# Shrimp?



## floridabird (Sep 22, 2012)

Just curious if when feeding shrimp, I feed the shell and everything?


----------



## Thesilentone (Jan 5, 2013)

This is one thing i've been wondering about for the longest time- can you even feed shrimp, is it healthy for them? Same thing with crab or lobster. One of my dogs doesn't even like shrimp.


----------



## JakodaCD OA (May 14, 2000)

I work in a Fish market..You can feed shrimp/crab/lobster, tho I don't think there is much benefit from it.

One thing, the shrimp shells,,You could probably feed the shell, HOWEVER< I would remove the tail ,,I get stabbed by those tails constantly , they hurt like heck, I end up having to put a drawing salve on the spot, because it's like they 'sting' you..

What one can do is, boil up shrimp with the shells on, (same with lobster/crab) keep the liquid..makes a great stock.


----------



## Longfisher (Feb 28, 2013)

*Shrimp Heads*



JakodaCD OA said:


> I work in a Fish market..You can feed shrimp/crab/lobster, tho I don't think there is much benefit from it.
> 
> One thing, the shrimp shells,,You could probably feed the shell, HOWEVER< I would remove the tail ,,I get stabbed by those tails constantly , they hurt like heck, I end up having to put a drawing salve on the spot, because it's like they 'sting' you..
> 
> What one can do is, boil up shrimp with the shells on, (same with lobster/crab) keep the liquid..makes a great stock.

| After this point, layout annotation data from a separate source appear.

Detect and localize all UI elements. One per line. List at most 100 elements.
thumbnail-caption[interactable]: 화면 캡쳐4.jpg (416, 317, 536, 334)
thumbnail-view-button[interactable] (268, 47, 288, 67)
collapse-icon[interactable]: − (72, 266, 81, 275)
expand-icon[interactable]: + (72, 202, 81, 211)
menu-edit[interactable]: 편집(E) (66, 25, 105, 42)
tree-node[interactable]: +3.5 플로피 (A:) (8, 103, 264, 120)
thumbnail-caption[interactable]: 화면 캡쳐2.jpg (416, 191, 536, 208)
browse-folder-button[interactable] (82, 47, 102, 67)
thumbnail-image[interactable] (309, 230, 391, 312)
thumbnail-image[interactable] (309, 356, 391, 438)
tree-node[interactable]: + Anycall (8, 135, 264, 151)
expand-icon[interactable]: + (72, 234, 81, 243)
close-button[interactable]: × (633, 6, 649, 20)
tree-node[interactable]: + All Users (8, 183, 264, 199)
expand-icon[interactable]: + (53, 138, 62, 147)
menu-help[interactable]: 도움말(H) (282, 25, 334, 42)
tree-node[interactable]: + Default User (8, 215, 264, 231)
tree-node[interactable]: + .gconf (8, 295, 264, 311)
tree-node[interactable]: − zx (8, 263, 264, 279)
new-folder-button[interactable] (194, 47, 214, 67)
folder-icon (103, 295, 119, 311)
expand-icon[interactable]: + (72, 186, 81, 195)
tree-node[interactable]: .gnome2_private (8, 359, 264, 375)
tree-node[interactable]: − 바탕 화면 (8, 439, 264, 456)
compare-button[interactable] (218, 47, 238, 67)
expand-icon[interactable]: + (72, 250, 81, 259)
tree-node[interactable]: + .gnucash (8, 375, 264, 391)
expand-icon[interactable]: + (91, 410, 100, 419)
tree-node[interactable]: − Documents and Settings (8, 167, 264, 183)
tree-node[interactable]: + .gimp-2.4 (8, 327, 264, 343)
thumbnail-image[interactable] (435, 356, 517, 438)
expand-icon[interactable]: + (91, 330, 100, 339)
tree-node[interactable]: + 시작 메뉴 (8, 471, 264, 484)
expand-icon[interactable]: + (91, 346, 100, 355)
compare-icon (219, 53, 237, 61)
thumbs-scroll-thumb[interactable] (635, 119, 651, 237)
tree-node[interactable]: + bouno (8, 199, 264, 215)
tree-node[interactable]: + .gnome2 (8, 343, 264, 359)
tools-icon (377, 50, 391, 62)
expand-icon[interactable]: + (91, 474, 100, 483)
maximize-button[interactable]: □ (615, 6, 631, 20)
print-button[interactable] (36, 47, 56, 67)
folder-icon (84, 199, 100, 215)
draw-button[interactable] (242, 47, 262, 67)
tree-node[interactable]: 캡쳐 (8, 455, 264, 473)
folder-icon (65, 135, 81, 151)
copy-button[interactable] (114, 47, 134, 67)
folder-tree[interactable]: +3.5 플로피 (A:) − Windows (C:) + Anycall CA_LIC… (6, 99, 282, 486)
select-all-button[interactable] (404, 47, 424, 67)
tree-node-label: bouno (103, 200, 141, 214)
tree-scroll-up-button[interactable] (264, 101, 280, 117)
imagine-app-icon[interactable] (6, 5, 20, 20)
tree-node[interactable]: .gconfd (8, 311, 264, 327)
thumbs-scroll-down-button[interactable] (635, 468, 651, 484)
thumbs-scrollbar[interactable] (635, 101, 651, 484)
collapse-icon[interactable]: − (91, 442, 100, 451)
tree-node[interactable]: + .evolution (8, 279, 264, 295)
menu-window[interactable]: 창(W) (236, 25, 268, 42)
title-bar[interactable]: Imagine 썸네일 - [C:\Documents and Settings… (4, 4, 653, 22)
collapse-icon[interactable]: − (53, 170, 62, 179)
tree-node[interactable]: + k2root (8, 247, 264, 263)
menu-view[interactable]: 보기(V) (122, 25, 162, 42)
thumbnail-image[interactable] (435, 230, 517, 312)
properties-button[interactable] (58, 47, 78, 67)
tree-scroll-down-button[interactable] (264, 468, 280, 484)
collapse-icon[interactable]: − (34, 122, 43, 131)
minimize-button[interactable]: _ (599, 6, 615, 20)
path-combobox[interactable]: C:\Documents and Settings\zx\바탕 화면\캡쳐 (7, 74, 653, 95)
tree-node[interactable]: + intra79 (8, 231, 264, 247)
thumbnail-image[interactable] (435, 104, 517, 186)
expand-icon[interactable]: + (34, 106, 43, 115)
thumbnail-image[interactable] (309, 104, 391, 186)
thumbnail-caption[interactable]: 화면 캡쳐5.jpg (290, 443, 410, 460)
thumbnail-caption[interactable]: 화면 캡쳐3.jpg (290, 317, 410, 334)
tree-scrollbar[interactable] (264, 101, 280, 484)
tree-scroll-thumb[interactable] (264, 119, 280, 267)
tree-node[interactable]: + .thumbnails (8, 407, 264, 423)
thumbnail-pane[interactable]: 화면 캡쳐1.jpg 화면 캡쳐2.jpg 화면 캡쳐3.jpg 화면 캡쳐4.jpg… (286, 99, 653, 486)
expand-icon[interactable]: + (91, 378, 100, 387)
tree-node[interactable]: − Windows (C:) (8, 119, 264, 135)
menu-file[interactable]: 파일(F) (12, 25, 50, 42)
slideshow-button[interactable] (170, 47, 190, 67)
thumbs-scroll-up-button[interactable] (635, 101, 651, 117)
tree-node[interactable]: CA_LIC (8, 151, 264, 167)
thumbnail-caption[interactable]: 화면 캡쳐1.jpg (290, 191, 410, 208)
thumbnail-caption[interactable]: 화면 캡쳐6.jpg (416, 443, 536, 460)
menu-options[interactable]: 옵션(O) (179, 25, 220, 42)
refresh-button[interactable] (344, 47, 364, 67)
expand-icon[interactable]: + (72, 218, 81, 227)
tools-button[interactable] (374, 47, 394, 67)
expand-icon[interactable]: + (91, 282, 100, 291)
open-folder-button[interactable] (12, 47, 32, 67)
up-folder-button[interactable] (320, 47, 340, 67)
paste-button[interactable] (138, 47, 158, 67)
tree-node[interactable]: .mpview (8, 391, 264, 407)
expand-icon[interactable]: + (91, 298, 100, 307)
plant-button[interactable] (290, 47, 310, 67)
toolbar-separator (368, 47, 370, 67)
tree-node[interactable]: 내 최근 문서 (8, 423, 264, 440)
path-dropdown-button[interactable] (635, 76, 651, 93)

I don't work in a fish market but I fish here on the Texas Gulf Coast relentlessly. Using bait shrimp is part of the game.

I've seen lots of fishermen with their dogs feed the dog bait and table shrimp. The dogs seem to love it no matter the breed. But most fishermen feed them fresh and not sun-baked and stinky shrimp, although I've seen my GSDs eat dead stinky shrimp and all other sorts of dead fish that might float in with the tide to the beach.

For me, the head and its horn is the problem I'd worry about if I fed shrimp to the dog rather than the tail.

But, again, I'm not fish monger and I defer to the fellow who is. But I'd certainly pinch off the head before I fed it to a dog. That horn can easily penetrate an unprotected hand (you should seen the many scars on my hands from fishing those shrimp as bait).

LF


----------



## JakodaCD OA (May 14, 2000)

LF, we get our shrimp from the gulf, it's the best around (no farmed stuff for us!)


----------